NATO Envoy Says No Missiles to Kaliningrad

BRUSSELS — New missiles will not be deployed in the Kaliningrad enclave now that the United States has dropped plans to build an anti-missile shield in Poland and the Czech Republic, Russia's envoy to NATO said on Friday.

Dmitry Rogozin also welcomed a proposal from NATO Secretary-General Anders Fogh Rasmussen for more cooperation with Russia on anti-missile systems.

"It was very positive, very constructive and we have to analyze together all the sec-gen's proposals for the new beginning of NATO-Russia cooperation," Rogozin told a news conference.

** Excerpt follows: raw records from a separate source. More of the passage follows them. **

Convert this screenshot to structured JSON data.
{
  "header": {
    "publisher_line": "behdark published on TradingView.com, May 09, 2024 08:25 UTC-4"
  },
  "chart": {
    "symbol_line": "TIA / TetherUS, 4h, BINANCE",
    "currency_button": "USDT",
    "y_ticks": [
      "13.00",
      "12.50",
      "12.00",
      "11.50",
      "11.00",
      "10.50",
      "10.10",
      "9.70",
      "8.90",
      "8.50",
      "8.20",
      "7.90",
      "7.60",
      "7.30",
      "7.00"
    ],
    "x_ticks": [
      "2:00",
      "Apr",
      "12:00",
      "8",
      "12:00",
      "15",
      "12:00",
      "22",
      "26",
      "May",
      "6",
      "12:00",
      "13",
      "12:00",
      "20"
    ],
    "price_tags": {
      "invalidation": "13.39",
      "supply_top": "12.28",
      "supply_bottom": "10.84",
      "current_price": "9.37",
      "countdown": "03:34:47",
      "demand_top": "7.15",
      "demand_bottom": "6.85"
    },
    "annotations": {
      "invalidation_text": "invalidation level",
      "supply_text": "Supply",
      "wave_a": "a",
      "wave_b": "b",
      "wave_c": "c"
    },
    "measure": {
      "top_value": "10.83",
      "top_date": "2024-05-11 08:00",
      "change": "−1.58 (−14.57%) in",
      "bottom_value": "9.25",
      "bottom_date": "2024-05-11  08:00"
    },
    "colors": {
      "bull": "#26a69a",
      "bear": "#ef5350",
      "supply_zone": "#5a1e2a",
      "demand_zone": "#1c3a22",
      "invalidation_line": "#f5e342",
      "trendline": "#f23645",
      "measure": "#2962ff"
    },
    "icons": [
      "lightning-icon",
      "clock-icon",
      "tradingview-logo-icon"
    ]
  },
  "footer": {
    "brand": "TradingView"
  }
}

On Russian plans to deploy medium-range missiles in Kaliningrad, which borders Poland and Lithuania, he said: "I hope you can understand logic ... if we have no radars or no missiles in the Czech Republic and Poland, we don't need to find some response."

NATO Secretary-General Anders Fogh Rasmussen urged the Western alliance and Russia to consider linking their defensive missile systems in a policy speech Friday, as well as said that Russia should join other global powers in pressing Iran to abandon its nuclear aspirations.

Rasmussen said NATO and Russia have a shared interest in combating the proliferation of intercontinental ballistic missile technology in other countries.

"If North Korea stays nuclear and if Iran becomes nuclear, some of their neighbors might feel compelled to follow their example," Rasmussen said in a policy speech.

The secretary-general also encouraged Russia to play a role in exerting pressure on Iran to give up its nuclear program.

"What I would expect is that Russia will join us in putting maximum political and diplomatic pressure on Iran to stop Iran's nuclear aspirations," he said.